Flood and earthquake deductibles

Damage to homes from floods and earthquakes aren't covered by standard home insurance policies.

Flood protection is available through the National Flood Insurance Program, which is overseen by the Federal Emergency Management Agency. Lenders typically require flood insurance for homeowners with federally backed mortgages and live in high-risk areas.

Maximum residential deductible limits for flood insurance through the NFIP were raised from $5,000 to $10,000, according to an April article in USA Today. This means people now can choose higher deductibles to reduce their annual flood insurance premiums.

If you live in an area prone to earthquakes -- such as Alaska, California and Nevada -- you can purchase earthquake insurance from a surplus lines carrier as an endorsement or a separate policy.

Deductibles for earthquake coverage can range from 2 to 20 percent of the replacement value of the structure, according to the III. California residents purchase earthquake insurance through the California Earthquake Authority, where the standard policy has a 15 percent deductible.

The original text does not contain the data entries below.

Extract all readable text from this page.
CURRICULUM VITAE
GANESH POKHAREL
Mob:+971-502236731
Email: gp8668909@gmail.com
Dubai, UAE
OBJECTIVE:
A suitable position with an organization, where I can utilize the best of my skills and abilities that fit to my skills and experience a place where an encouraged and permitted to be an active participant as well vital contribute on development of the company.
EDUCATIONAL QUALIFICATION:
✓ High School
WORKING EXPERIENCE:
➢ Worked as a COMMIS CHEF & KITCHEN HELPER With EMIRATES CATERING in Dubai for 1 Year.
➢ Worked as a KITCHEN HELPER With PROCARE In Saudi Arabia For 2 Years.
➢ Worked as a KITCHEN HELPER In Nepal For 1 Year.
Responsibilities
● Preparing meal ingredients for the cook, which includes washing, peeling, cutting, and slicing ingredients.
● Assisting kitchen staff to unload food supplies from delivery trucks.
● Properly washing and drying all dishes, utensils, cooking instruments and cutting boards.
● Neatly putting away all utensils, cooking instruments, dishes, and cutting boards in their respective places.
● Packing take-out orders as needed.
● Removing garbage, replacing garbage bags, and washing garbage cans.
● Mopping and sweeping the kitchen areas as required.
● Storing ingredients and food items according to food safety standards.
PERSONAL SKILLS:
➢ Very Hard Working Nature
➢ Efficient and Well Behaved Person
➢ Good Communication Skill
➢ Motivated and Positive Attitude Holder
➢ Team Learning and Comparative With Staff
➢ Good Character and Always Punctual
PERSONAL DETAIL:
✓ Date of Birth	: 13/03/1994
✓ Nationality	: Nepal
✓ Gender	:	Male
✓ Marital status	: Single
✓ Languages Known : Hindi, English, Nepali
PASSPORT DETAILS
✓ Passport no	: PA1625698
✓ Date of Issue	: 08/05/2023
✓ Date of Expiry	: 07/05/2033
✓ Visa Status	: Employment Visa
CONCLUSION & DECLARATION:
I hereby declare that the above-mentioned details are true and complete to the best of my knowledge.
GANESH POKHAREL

Regions impacted by severe weather

According to the III, home insurance companies in 19 hurricane-prone states and Washington, D.C., now require percentage deductibles. They are: Alabama, Connecticut, Delaware, Florida, Georgia, Hawaii, Louisiana, Maine, Maryland, Massachusetts, Mississippi, New Jersey, New York, North Carolina, Pennsylvania, Rhode Island, South Carolina, Texas, Virginia and Washington, D.C.

No matter where you live, it's important to understand just how much you may have to pay when you file a policy claim, says Kevin Foley, a New Jersey insurance agent. Make sure you don't choose a deductible you can't afford, he advises.

Although a higher deductible can save you money on premiums, you'll have to pay more when you have a claim, Foley says.

When possible, avoid percentage deductibles and wind/hail deductibles. If you can't find a policy with a standard dollar deductible because of the risks your home faces, you still may be able to save by shopping around for the best price available.